Led by David Lentink, an assistant professor of mechanical engineering, the Stanford team tested three models commonly used to estimate how much lift birds and other flying animals generate when flying.
Picturing Flight in Action
First, they had Obie and other parrotlets fly several times through a laser field flashing 1,000 times per second, lighting up nontoxic aerosol particles about one micron in diameter.
As Obie flapped through the field, the particles moved around his wingtips and were photographed by super-high-speed cameras — creating a new picture of the vortices in the wake of a flying animal. The Stanford researchers took this data and combined it with measurements gathered from another instrument, an aerodynamic force platform, invented in Lentink’s lab with support from ONR.
“The platform is basically an ultra-sensitive weight scale that measures the force generated when a bird takes off in a specially designed flight chamber,” Lentink said.
The researchers then applied each of the three prevailing models to these new measurements multiple times. In each case, the existing models failed to forecast the actual lift of the parrotlets.
The problem is that longstanding models are based on historical measurements taken a few wingbeats behind a flying animal, resulting in predictions that wing vortices stay relatively frozen over time — like the puffy clouds that form and dissipate slowly in an airplane’s wake. Lentink’s research, however, demonstrates that birds’ wing vortices actually break up suddenly and violently, within two to three beats.

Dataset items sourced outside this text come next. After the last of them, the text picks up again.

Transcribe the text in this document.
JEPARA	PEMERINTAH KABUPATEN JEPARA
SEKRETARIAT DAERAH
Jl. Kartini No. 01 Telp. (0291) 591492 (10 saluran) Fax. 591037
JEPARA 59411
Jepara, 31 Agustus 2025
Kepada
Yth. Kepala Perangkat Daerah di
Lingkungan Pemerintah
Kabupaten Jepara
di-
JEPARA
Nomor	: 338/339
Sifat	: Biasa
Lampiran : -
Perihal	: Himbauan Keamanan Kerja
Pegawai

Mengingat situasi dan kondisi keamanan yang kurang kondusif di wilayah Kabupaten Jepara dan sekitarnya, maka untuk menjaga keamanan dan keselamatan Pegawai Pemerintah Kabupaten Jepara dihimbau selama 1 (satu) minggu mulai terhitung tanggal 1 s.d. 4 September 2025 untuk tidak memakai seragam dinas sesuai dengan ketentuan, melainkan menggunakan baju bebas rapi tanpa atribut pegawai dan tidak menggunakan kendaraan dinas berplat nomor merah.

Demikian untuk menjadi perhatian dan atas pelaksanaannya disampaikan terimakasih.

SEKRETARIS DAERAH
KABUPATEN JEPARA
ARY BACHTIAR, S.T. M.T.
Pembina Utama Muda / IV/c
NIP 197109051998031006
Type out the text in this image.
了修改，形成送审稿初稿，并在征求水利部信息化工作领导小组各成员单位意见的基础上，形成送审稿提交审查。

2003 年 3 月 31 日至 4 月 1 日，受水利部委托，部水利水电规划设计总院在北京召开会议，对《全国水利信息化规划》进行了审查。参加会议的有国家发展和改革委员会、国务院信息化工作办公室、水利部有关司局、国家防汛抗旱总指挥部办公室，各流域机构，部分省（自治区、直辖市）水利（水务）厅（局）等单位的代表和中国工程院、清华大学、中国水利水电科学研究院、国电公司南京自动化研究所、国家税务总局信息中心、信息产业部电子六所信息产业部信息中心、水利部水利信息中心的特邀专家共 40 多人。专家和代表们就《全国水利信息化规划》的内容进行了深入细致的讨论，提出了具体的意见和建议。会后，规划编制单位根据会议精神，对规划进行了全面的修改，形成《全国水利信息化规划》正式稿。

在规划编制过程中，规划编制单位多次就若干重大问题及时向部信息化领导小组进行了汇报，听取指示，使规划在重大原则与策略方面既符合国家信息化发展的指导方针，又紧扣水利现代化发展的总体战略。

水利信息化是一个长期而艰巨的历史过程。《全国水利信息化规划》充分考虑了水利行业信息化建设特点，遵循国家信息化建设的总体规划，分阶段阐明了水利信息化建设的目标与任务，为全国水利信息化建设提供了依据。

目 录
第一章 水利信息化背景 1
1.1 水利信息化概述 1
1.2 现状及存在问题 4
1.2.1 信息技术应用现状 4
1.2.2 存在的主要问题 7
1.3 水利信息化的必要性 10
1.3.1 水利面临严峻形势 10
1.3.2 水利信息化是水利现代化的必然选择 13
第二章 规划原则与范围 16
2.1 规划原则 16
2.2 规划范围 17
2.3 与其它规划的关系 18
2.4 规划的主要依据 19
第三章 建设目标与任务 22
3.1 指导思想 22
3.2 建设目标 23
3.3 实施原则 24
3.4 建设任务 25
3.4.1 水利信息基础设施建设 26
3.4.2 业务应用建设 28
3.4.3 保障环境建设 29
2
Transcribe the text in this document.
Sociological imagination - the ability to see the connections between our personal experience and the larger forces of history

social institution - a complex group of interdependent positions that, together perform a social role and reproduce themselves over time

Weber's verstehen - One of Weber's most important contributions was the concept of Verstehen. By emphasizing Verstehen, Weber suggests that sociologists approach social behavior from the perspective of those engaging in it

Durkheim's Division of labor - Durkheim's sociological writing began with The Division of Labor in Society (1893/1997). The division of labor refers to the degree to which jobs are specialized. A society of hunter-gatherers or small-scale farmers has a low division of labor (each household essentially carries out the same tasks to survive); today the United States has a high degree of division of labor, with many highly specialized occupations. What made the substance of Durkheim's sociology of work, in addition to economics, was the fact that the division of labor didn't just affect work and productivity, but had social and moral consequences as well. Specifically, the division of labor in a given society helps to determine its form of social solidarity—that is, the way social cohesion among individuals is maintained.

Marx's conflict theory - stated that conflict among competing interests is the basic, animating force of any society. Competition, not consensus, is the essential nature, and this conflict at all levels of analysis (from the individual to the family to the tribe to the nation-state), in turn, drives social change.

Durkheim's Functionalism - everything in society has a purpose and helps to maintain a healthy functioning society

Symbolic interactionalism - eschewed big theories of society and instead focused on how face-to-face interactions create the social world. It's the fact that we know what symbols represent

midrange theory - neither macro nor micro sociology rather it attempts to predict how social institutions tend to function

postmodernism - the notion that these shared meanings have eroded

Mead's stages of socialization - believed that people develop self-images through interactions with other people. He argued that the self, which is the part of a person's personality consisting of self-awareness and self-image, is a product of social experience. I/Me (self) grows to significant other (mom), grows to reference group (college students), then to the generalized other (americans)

“For a long time, engineers have looked to animal flight literature to see how robotic wings could be designed better,” Lentink said. “But that knowledge was based on inaccurate models for lift. We now know we need new studies and methods to inform this design process better. I believe our method, which measures lift force directly, can contribute to such improvements.”
Future stages of Lentink’s research will involve applying his new lift model to studies of how winged drones and UAVs can perform missions in environments that are difficult to navigate, such as dense woodland. His work is sponsored by an ONR Multidisciplinary University Research Initiative focusing on unmanned, autonomous flight.